The girls draw the same aaaahs for their leaps and splits as the boys do for their slam dunks. And they are irrepressible. Even though Dunbar trails Eastern by 13 points with only three minutes to go, a Dunbar basket is greeted by war whoops, and at least 100 fans shake their red and black Dunbar pompons.

Halftime of McKinley Anacostia, and a young man slips into a chair at the courtside press table. He beckons to the referee. The referee walks over, warily.

"Hey, man, why don't you let 'em play, man? What you blowing that whistle for all the time?"

The referee gives the young fan a once-over. "You must have had too much reefer," he replies, bouncing the ball.

Indeed, indeed. On a foray to the men's room, three young men brush past this aging jumpshooter. They are giggling. I sense that something's up, but can't imagine what.

I push open the door. Wham! The smell of freshly smoked marijuana is overwhelming.

But on the gym floor itself, everything and everyone is cool. A young girl is openly puffing on a cigarette. A tobacco cigarette.An usher her to put it out. She does, without a word.
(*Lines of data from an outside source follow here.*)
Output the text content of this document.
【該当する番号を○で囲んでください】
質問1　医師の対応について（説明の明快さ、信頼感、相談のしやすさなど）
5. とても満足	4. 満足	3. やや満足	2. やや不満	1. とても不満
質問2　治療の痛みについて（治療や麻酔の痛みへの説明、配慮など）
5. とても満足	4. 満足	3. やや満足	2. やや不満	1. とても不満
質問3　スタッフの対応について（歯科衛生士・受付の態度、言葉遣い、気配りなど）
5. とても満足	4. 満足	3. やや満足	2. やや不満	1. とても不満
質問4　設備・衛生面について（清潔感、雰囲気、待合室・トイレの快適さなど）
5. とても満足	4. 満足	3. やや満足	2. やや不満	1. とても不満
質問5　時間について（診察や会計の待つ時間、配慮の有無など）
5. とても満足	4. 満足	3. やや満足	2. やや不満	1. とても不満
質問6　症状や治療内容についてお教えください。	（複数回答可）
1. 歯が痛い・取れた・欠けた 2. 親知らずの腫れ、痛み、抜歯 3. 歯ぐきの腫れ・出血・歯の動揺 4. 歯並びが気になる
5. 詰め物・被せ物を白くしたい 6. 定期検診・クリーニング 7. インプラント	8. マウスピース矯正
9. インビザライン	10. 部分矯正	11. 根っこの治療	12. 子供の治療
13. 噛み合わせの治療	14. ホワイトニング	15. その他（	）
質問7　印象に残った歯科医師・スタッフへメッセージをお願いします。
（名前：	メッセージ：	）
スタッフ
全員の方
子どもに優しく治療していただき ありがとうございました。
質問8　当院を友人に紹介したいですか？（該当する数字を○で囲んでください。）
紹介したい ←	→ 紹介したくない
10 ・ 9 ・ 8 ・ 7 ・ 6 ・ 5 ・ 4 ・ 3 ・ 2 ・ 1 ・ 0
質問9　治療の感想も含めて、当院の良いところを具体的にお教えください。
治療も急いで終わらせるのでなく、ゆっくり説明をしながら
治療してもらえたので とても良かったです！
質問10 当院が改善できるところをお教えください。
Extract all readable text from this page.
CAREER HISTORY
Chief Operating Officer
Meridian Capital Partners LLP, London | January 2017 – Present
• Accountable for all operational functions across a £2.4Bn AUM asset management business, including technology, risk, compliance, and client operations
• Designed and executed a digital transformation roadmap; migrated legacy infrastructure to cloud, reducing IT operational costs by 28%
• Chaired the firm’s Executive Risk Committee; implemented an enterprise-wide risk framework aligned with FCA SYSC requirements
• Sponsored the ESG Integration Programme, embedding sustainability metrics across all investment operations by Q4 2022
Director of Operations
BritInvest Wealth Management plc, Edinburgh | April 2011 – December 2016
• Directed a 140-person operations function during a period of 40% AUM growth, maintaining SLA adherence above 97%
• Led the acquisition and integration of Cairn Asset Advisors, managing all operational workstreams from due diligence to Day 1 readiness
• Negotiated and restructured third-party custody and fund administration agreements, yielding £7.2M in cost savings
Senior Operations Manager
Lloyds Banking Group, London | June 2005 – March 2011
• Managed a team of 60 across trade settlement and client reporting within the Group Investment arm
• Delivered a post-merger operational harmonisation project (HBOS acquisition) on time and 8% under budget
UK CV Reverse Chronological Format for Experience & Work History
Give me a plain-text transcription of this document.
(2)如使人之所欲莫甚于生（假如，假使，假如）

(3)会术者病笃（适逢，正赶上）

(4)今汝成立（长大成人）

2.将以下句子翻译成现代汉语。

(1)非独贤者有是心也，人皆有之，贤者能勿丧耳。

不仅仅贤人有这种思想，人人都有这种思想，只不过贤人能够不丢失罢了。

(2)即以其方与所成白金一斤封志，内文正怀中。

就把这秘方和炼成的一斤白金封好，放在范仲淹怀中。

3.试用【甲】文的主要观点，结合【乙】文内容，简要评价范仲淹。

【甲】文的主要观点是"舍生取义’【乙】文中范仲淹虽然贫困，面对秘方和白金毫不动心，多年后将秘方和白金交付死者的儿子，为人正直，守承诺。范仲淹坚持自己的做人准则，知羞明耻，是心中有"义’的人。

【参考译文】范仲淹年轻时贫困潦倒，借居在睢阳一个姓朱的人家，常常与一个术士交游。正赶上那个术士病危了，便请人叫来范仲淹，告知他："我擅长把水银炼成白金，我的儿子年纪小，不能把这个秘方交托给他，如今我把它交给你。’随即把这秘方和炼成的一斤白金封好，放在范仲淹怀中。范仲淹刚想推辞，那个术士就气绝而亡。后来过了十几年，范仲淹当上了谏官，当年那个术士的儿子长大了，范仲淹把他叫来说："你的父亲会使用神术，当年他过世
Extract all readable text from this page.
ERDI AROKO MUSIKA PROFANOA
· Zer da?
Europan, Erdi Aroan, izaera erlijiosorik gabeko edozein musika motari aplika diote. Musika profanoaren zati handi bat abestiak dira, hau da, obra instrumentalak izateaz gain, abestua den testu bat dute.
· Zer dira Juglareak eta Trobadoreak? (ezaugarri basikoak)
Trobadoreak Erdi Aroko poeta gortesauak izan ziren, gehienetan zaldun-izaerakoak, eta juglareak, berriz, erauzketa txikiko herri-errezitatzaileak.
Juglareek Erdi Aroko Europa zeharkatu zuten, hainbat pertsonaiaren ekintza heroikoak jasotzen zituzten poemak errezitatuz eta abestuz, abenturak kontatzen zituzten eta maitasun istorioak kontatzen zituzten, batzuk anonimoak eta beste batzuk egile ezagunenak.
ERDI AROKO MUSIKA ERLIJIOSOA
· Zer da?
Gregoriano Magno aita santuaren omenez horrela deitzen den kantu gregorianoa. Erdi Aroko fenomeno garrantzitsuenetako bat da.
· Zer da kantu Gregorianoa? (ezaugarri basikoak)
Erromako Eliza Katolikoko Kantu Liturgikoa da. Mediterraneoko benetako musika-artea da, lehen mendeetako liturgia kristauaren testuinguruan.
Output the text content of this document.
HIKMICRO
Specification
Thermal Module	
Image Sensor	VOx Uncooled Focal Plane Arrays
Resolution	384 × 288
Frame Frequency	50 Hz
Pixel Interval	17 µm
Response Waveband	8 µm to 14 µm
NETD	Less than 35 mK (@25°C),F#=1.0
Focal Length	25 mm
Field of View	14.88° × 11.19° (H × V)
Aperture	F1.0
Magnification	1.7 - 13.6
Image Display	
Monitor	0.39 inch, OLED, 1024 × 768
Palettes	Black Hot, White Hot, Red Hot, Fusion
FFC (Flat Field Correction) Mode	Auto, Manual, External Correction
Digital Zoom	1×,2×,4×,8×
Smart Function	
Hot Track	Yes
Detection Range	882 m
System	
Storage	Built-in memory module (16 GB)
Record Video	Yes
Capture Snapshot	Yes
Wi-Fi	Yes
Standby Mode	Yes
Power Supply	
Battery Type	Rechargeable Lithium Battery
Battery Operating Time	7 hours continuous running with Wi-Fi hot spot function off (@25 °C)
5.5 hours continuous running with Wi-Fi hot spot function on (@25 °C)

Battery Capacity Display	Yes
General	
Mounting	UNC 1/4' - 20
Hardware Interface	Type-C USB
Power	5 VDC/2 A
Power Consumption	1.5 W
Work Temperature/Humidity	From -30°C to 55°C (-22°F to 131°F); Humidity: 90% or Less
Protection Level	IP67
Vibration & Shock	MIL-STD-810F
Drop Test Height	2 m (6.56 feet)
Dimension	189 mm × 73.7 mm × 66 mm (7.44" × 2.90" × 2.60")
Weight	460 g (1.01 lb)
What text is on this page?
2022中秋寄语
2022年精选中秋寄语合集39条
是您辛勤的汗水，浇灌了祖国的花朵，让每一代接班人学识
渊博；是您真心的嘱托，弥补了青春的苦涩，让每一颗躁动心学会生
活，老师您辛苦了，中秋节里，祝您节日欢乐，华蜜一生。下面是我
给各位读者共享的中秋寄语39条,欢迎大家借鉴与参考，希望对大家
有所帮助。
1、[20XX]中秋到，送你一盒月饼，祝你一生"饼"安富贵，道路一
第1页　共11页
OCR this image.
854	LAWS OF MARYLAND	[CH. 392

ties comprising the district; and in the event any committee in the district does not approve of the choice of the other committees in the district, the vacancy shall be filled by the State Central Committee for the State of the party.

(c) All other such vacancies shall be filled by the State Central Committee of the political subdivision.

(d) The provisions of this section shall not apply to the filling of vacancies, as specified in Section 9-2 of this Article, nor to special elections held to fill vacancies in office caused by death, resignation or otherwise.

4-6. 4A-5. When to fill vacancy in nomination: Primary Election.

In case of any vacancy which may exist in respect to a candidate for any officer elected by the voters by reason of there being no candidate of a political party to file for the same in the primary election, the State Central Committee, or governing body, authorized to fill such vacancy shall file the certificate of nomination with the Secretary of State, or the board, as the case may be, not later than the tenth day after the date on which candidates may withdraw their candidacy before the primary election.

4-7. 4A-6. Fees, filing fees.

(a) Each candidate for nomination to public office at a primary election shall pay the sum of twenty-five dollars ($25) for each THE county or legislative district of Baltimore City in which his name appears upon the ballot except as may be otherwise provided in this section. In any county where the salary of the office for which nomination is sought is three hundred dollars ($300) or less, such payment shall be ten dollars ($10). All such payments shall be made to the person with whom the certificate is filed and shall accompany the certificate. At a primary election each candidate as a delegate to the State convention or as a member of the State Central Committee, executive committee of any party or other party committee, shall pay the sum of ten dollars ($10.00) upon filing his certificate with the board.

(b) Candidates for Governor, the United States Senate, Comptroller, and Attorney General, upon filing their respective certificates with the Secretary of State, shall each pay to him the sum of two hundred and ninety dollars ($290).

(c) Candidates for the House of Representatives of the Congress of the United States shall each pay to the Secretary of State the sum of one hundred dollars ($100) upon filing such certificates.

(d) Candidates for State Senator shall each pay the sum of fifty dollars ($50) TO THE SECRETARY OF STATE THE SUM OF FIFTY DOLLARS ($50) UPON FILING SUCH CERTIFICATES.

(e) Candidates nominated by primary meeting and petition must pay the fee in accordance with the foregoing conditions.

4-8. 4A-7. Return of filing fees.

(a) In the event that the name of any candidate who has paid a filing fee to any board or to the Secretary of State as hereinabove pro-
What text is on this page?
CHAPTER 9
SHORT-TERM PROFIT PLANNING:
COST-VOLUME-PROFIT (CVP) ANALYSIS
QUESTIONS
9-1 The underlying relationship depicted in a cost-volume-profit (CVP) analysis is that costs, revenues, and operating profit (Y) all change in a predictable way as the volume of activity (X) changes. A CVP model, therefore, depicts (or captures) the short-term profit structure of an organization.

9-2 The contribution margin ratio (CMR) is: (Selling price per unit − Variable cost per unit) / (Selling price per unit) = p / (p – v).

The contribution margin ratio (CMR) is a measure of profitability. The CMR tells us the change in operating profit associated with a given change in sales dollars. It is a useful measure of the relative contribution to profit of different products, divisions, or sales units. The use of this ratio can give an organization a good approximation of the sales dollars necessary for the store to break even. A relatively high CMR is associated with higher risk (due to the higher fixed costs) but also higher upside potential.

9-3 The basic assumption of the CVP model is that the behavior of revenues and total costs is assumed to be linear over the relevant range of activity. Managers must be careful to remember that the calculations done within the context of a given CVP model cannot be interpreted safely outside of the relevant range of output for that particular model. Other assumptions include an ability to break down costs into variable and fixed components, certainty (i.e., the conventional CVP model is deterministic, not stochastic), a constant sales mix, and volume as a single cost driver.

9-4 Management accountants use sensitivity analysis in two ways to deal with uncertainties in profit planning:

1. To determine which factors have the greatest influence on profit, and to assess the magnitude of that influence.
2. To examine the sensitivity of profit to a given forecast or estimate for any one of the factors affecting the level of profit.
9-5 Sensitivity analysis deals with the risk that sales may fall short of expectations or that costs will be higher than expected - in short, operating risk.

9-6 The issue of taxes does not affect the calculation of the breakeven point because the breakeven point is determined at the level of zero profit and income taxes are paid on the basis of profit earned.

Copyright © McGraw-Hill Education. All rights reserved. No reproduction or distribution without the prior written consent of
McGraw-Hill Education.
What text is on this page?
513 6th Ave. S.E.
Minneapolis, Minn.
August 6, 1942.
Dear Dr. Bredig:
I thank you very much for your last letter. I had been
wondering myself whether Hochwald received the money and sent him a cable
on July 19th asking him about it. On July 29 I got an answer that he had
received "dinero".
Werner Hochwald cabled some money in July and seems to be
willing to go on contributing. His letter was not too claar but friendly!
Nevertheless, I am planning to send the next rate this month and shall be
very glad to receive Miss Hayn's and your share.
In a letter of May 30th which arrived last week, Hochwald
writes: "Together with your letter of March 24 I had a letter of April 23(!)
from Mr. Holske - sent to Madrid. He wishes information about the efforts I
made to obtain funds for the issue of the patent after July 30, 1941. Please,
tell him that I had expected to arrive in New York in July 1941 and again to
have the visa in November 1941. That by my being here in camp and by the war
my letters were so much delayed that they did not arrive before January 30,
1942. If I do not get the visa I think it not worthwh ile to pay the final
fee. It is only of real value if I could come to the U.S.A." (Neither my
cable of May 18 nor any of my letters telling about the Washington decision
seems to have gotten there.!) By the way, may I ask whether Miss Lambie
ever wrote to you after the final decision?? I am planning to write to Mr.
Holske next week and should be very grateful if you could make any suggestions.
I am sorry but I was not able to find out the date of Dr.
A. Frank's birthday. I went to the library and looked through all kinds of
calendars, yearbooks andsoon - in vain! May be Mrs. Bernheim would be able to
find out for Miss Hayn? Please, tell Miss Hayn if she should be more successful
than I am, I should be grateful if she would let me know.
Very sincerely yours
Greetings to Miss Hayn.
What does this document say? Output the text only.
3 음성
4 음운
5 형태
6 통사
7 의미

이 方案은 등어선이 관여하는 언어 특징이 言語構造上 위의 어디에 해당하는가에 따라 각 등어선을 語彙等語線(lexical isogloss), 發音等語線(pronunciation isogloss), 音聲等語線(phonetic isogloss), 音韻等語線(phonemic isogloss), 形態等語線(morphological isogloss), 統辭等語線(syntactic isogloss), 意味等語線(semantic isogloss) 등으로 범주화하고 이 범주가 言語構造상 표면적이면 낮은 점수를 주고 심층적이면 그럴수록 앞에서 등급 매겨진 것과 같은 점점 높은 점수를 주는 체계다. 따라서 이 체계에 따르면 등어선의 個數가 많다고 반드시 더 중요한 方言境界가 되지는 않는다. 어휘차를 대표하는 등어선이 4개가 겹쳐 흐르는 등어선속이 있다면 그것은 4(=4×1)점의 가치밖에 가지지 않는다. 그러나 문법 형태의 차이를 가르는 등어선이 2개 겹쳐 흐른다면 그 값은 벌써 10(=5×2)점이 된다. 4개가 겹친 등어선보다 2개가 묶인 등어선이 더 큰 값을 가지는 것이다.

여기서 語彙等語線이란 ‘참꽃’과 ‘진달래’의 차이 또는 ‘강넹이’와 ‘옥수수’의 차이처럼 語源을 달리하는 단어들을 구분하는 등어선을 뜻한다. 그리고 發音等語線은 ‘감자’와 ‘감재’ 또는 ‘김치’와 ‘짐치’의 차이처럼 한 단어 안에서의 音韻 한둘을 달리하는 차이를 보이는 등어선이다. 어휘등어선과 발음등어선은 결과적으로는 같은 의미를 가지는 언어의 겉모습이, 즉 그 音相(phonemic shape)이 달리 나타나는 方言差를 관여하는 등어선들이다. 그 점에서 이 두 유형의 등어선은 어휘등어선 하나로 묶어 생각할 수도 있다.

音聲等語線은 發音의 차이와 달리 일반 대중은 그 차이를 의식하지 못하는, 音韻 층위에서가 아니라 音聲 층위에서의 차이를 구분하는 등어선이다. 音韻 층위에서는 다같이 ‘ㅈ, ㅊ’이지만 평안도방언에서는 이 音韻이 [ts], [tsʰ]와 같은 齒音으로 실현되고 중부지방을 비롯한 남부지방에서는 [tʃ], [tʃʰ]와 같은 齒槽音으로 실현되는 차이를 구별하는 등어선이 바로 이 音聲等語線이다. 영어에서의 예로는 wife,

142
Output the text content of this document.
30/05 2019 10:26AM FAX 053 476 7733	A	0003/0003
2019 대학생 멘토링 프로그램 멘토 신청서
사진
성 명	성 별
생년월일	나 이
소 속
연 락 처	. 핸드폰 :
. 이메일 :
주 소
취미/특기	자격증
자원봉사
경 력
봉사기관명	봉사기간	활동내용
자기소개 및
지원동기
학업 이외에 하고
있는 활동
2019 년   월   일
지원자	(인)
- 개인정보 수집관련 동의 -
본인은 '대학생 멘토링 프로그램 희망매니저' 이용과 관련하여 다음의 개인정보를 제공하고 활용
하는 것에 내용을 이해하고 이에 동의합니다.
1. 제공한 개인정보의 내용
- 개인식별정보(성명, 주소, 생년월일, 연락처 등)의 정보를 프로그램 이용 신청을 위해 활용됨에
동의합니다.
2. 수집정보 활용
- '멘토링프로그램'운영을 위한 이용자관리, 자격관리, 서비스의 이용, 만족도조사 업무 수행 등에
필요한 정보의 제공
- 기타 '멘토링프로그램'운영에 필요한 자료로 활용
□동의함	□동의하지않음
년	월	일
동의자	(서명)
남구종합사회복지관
Warmups for Easter-Dunbar. Croching at mid-court is Andre Hawkins, a student and basketball player at American University. He is fiddling with a Polaroid camera. His brother Tony, a guard for Eastern, is standing in line, waiting to try a layup.

"Hey, Tony," says Andre. "Hey, come on, Tony!" But Tony won't pose for him. He brushes his big brother away with a wave of the hand.

"He gets like this before games," Andre explains. But he shoots two frames of Tony for the family album anyway. They don't turn out very well, but they are "better than nothing," Andre says.

Sam Goodwin is a basketball recruiter for South Carolina State College. He wears a blazer with the school's crest on the left breast and a red tie with the letters "SCS" down the center of it. He makes funny little notes and diagrams in a diary. He is one of the men who can mean scholarship money to basketballers, so he is treated with deference.

"It's hard to get a kid from the city to come to the country," Goodwin says. "But if we can get a kid to visit the campus, we'll get him."

The man sitting behind him grins, He is from the country himself, and he knows it's true. The man is Eddie Bledenbach, chief scout and recruiter for North Carolina State, the national champions two years ago.

Two minutes left. Eastern, having lost to Dunbar twice last year, has a huge lead and is obviously about to get its revenge. Sensing the same thing, James Ratiff, Eastern's 6-foot-8 star, hurls his wristband into the Eastern rooting section. Bot much of a wedding bouquet maybe, but the thought is there.

So is the din. Great wails and shouts of victory well up. "Oh, pretty," shouts one girl. "Pretty, pretty, priteeee!"

Outside, after the game. Dunbar has finished on the short end of the score, as they say. But one student is still holding aloft a red and black Dunbar pompon, taped to a stick. It's as if he were carrying a flag.

"Ladies and gentlemen," he announces to the throng as it picks its way along the icy sidewalk. "Dunbar is still No.1!"

He is jeered and cheered in about equar amounnts.But listen, you, up there in New York: He isn't ignored.